SRM (50 pts)

Question:

The flag is : The valid serial number

Write-Up:

Analyze the file by Trid.

-> trid_windows.exe RM.exe

TrID/32 - File Identifier v2.20 - (C) 2003-15 By M.Pontello
Definitions found:  5988
Analyzing...

Collecting data from file: RM.exe
 64.6% (.EXE) Win64 Executable (generic) (27646/36/4)
 15.3% (.DLL) Win32 Dynamic Link Library (generic) (6578/25/2)
 10.5% (.EXE) Win32 Executable (generic) (4508/7/1)
  4.6% (.EXE) Generic Win/DOS Executable (2002/3)
  4.6% (.EXE) DOS Executable Generic (2000/1)

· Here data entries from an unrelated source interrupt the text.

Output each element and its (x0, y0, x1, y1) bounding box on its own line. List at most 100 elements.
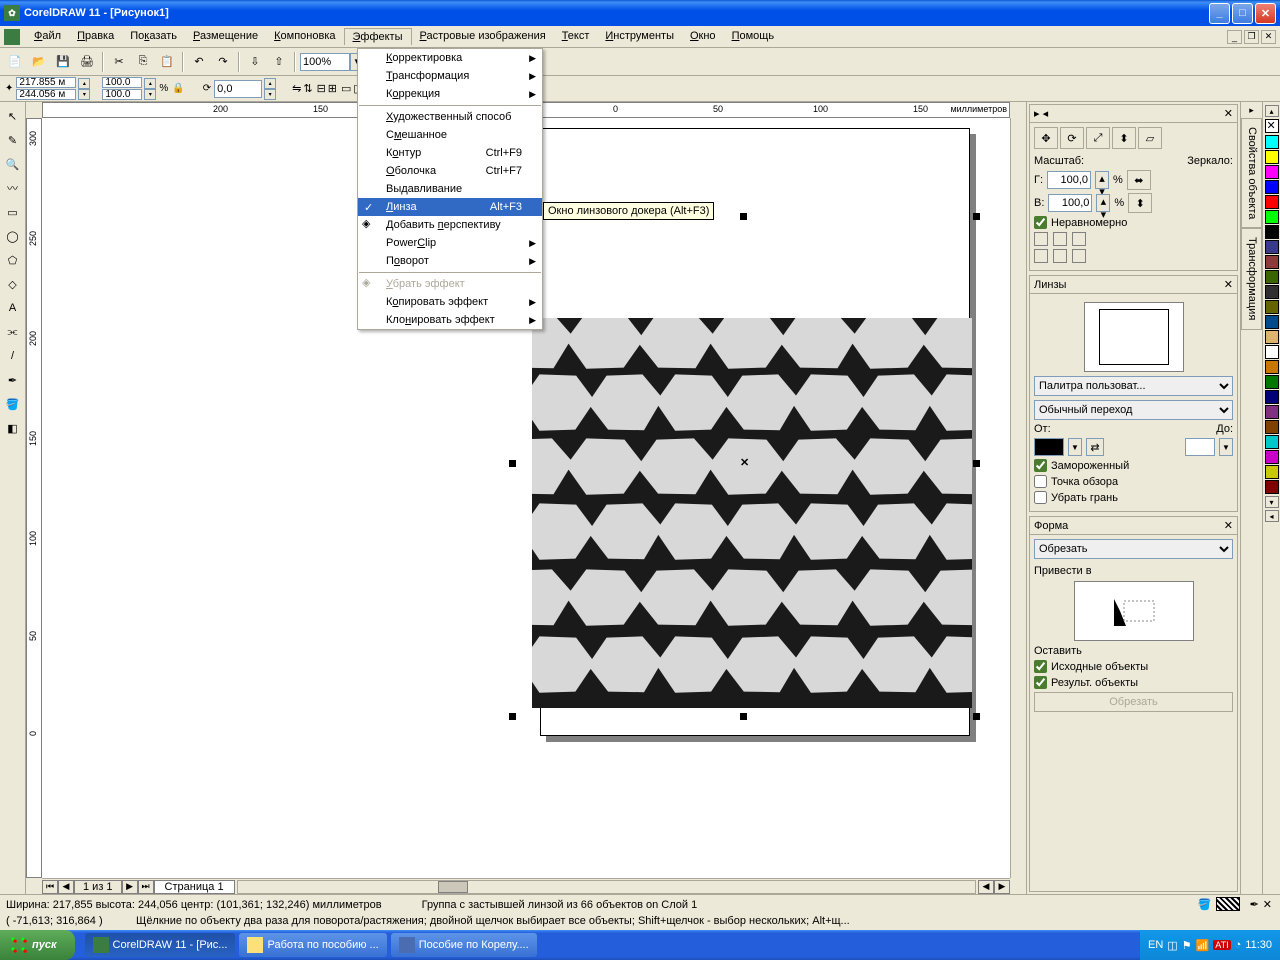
menu-правка[interactable]: Правка (69, 28, 122, 45)
color-swatch[interactable] (1265, 375, 1279, 389)
menuitem-16[interactable]: Клонировать эффект▶ (358, 311, 542, 329)
selection-handle[interactable] (509, 460, 516, 467)
page-last[interactable]: ⏭ (138, 880, 154, 894)
docker-tab-expand[interactable]: ▸ (1241, 102, 1262, 118)
docker-close[interactable]: ✕ (1224, 107, 1233, 120)
open-icon[interactable]: 📂 (28, 51, 50, 73)
page-tab[interactable]: Страница 1 (154, 880, 235, 894)
menuitem-11[interactable]: PowerClip▶ (358, 234, 542, 252)
mdi-close[interactable]: ✕ (1261, 30, 1276, 44)
trans-size-tab[interactable]: ⬍ (1112, 127, 1136, 149)
menu-инструменты[interactable]: Инструменты (597, 28, 682, 45)
palette-expand[interactable]: ◂ (1265, 510, 1279, 522)
redo-icon[interactable]: ↷ (212, 51, 234, 73)
color-swatch[interactable] (1265, 255, 1279, 269)
no-color-swatch[interactable] (1265, 119, 1279, 133)
front-icon[interactable]: ▭ (341, 82, 351, 95)
basic-shapes-tool[interactable]: ◇ (2, 273, 24, 295)
color-swatch[interactable] (1265, 480, 1279, 494)
mdi-restore[interactable]: ❐ (1244, 30, 1259, 44)
mirror-v-icon[interactable]: ⇅ (303, 82, 312, 95)
menu-эффекты[interactable]: Эффекты (344, 28, 412, 45)
trans-position-tab[interactable]: ✥ (1034, 127, 1058, 149)
selection-handle[interactable] (509, 713, 516, 720)
outline-close[interactable]: ✕ (1263, 898, 1272, 911)
color-swatch[interactable] (1265, 165, 1279, 179)
save-icon[interactable]: 💾 (52, 51, 74, 73)
menuitem-9[interactable]: ✓ЛинзаAlt+F3 (358, 198, 542, 216)
page-next[interactable]: ▶ (122, 880, 138, 894)
zoom-combo[interactable]: ▼ (300, 53, 364, 71)
zoom-input[interactable] (300, 53, 350, 71)
selection-handle[interactable] (973, 213, 980, 220)
scale-h-input[interactable] (1047, 171, 1091, 189)
color-swatch[interactable] (1265, 315, 1279, 329)
selection-handle[interactable] (973, 713, 980, 720)
color-swatch[interactable] (1265, 240, 1279, 254)
color-swatch[interactable] (1265, 195, 1279, 209)
close-button[interactable]: ✕ (1255, 3, 1276, 24)
color-swatch[interactable] (1265, 300, 1279, 314)
menuitem-7[interactable]: ОболочкаCtrl+F7 (358, 162, 542, 180)
menuitem-8[interactable]: Выдавливание (358, 180, 542, 198)
tray-icon-4[interactable]: ATI (1213, 940, 1230, 950)
freehand-tool[interactable]: 〰 (2, 177, 24, 199)
color-swatch[interactable] (1265, 330, 1279, 344)
selection-handle[interactable] (740, 213, 747, 220)
fill-indicator[interactable] (1216, 897, 1240, 911)
group-icon[interactable]: ⊞ (328, 82, 337, 95)
lens-palette-select[interactable]: Палитра пользоват... (1034, 376, 1233, 396)
trans-skew-tab[interactable]: ▱ (1138, 127, 1162, 149)
polygon-tool[interactable]: ⬠ (2, 249, 24, 271)
menuitem-4[interactable]: Художественный способ (358, 108, 542, 126)
page-first[interactable]: ⏮ (42, 880, 58, 894)
color-swatch[interactable] (1265, 225, 1279, 239)
mdi-min[interactable]: _ (1227, 30, 1242, 44)
remove-check[interactable] (1034, 491, 1047, 504)
color-swatch[interactable] (1265, 360, 1279, 374)
menuitem-15[interactable]: Копировать эффект▶ (358, 293, 542, 311)
tray-icon-2[interactable]: ⚑ (1182, 939, 1192, 952)
shape-close[interactable]: ✕ (1224, 519, 1233, 532)
lens-transition-select[interactable]: Обычный переход (1034, 400, 1233, 420)
pick-tool[interactable]: ↖ (2, 105, 24, 127)
color-swatch[interactable] (1265, 465, 1279, 479)
color-swatch[interactable] (1265, 345, 1279, 359)
menuitem-12[interactable]: Поворот▶ (358, 252, 542, 270)
scale-x-field[interactable] (102, 77, 142, 88)
tray-icon-5[interactable]: ◔ (1235, 939, 1242, 951)
menu-текст[interactable]: Текст (554, 28, 598, 45)
menu-помощь[interactable]: Помощь (724, 28, 783, 45)
palette-down[interactable]: ▾ (1265, 496, 1279, 508)
paste-icon[interactable]: 📋 (156, 51, 178, 73)
text-tool[interactable]: A (2, 297, 24, 319)
color-swatch[interactable] (1265, 450, 1279, 464)
selection-handle[interactable] (740, 713, 747, 720)
start-button[interactable]: пуск (0, 930, 75, 960)
menuitem-1[interactable]: Трансформация▶ (358, 67, 542, 85)
lens-swap[interactable]: ⇄ (1086, 438, 1104, 456)
task-button[interactable]: Пособие по Корелу.... (391, 933, 537, 957)
page-prev[interactable]: ◀ (58, 880, 74, 894)
color-swatch[interactable] (1265, 210, 1279, 224)
tray-lang[interactable]: EN (1148, 939, 1163, 951)
scroll-left[interactable]: ◀ (978, 880, 994, 894)
width-field[interactable] (16, 77, 76, 88)
interactive-fill-tool[interactable]: ◧ (2, 417, 24, 439)
scale-y-field[interactable] (102, 89, 142, 100)
blend-tool[interactable]: ⫘ (2, 321, 24, 343)
vtab-props[interactable]: Свойства объекта (1241, 118, 1262, 228)
color-swatch[interactable] (1265, 420, 1279, 434)
cut-icon[interactable]: ✂ (108, 51, 130, 73)
lens-to-color[interactable] (1185, 438, 1215, 456)
tray-icon-1[interactable]: ◫ (1167, 939, 1177, 952)
menu-показать[interactable]: Показать (122, 28, 185, 45)
ellipse-tool[interactable]: ◯ (2, 225, 24, 247)
viewpoint-check[interactable] (1034, 475, 1047, 488)
mirror-h-icon[interactable]: ⇋ (292, 82, 301, 95)
target-check[interactable] (1034, 676, 1047, 689)
palette-up[interactable]: ▴ (1265, 105, 1279, 117)
uneven-check[interactable] (1034, 216, 1047, 229)
tray-icon-3[interactable]: 📶 (1196, 939, 1210, 952)
maximize-button[interactable]: □ (1232, 3, 1253, 24)
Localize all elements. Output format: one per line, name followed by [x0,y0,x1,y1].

So this is a Win64 PE. Analyze the file by ExeInfo for detecting file packer!

PE info.

The file is not Packed. Analyze the file by IDAPro! You can see strings in Ida.

PE strings in Ida pro

Find this string in code (Alt+T), perhaps we can find the validator function!

Validator function

We could find series of branch that seems it’s the validator function, lets reverse it. As you see below the first user input compared with C, and [the last user input] + 'C' compared with 155(9Bh), so the last input character must be X(155-'C'). You can get the others by a series of simple iterative work!

Get the valid key!

At the end the flag is CZ9dmq4c8g9G7bAX.